Overall in Pakistan this is the biggest calamity to have hit this country ever in its history. Unlike  the 2005 earthquake, the scale of destruction is huge and comprises the entire Pakistan. Crops worth  billions of dollars have been destroyed, estimated 350 thousand houses are there no more. 14 million  people are living under the open skies. They are fasting there without food, medicine and are victims  to potential disease outbreaks and insects. The scale of the disaster is unimaginable, hospitals,  schools and other infrastructure  cease to exist. There is widespread understanding that Pakistan has  been pushed back for at least 15 years. UN is calling it even the worst disaster than 2004 Tsunami.
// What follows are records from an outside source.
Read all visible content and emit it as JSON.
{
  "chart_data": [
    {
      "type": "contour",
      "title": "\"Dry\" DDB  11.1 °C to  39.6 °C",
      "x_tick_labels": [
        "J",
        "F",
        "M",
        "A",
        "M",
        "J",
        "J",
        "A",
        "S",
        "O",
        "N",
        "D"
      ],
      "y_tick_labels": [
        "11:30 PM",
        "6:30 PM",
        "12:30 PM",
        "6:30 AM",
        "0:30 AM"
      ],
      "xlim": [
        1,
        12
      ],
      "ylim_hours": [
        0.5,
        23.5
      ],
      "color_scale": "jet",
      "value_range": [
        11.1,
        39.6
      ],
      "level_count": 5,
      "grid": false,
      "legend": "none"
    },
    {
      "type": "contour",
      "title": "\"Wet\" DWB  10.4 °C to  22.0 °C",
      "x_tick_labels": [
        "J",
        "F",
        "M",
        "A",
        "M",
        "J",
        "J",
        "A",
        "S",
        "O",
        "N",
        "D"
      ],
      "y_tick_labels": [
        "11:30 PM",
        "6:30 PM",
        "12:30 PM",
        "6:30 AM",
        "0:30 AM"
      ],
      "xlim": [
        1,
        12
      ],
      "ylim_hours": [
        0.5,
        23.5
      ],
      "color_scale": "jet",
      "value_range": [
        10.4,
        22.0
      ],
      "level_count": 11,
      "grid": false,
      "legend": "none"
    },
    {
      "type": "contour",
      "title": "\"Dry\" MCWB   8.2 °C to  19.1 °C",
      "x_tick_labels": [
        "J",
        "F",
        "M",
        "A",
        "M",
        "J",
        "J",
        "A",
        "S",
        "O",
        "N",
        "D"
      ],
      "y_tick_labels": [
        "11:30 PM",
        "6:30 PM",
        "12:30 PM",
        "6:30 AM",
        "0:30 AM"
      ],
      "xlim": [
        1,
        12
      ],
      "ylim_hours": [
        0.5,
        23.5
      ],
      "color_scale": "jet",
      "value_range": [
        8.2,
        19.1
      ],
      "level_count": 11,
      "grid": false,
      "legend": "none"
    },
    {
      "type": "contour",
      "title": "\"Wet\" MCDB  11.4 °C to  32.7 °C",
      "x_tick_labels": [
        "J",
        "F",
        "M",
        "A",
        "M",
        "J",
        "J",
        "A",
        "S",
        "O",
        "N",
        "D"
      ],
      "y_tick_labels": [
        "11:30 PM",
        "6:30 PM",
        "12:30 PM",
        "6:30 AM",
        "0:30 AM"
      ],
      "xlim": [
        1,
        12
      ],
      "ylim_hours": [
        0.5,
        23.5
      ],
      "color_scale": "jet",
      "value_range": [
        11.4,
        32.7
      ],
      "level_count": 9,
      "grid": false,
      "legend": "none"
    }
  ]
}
But the problem is nobody is donating the money! Our media is focusing  on the shoe hurled at Zardari.  Government is defending that there was no shoe attack. Heated debates are being conducted over national media with appropriate time for commercial breaks. The fun and chatter of bickering politicians on the  TV is continued. Political point scoring is at its peak. Zardari is planning for another trip. This  time to Russia, though he has shortened it now. Though it could safely have been cancelled. This is the state of affairs in Pakistan!
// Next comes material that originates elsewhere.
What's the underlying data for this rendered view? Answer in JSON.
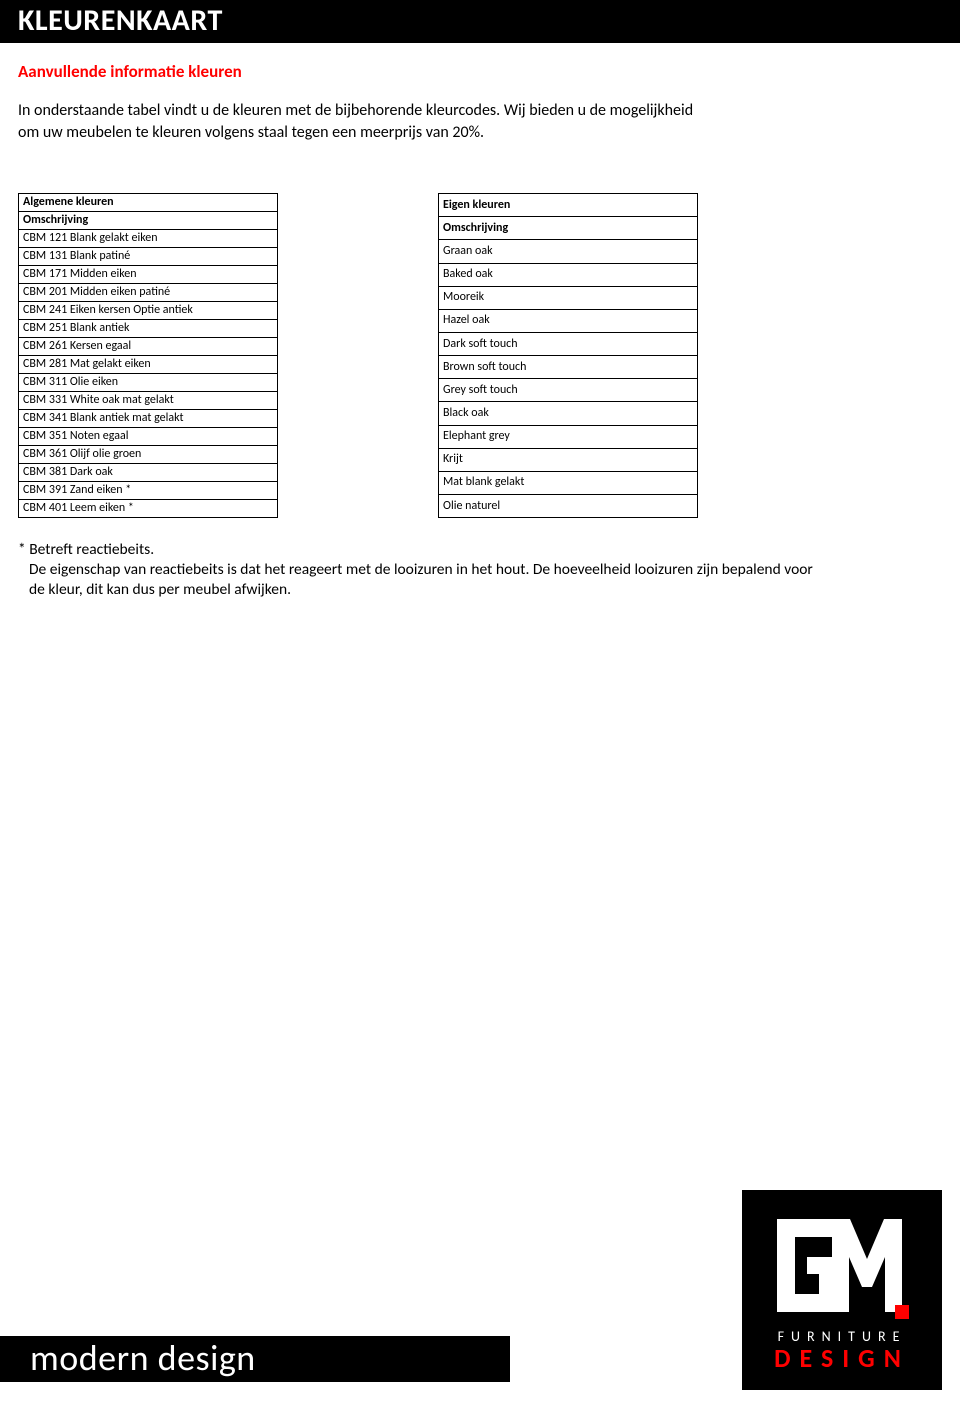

Donors are not contributing enough this time. So far Prime Minister’s fund has received just Rs. Four  million! Once the flood waters recede the ominous task of of rehabilitation  of the homeless would  commence. To put it mildly, it would be like re-building half of the country. Crops, cattle and other  valuable of ordinary Pakitsani he owned, are there no more. A huge funding is required. No single state can do it. All of us need to realize that the magnitude of the destruction is huge and has  unfortunately could not be projected as it was supposed to be. Because of our deepest interest in the  dynamics and heat of politics we took it light and on Facebook and other social networks a vast 
majority of Paksitanis were busy in unfolding the ‘Joota’ mystry while town after town was getting  inundated. Very unfortunate!

Through this post I appeal you to please open your heart and contribute as much as you can. If you feel a credibility issue with the government or any NGO please figure out the people whom you think are  honest and hand it over to them. The donor fatigue is visible and understandable but please imagine one quainter of Pakistan has been rendered homeless. We have homes and comforts, please imagine if that is  taken away or water destroyed our property, what would be our feeling? This has actually happened in  Pakistan and fairly well-to-do people have also been forced to request for two meals a day in a relief  camp ( Even relief camps are not many and most of the people are wandering and have no where to go  after water took over their homes and properties) .

This is time to act, this is Ramadhan and the best place for your early Fitrana are the needy, helpless and flood-ravaged people out there. Lets keep the political point scoring for some other time. I am  purposefully not mentioning any of the charity here. However personally I’ve chosen International  Development and Relief Foundation ( www.idrf.ca ) a Canada based charity with a proven track record of  helping Pakistan in the past.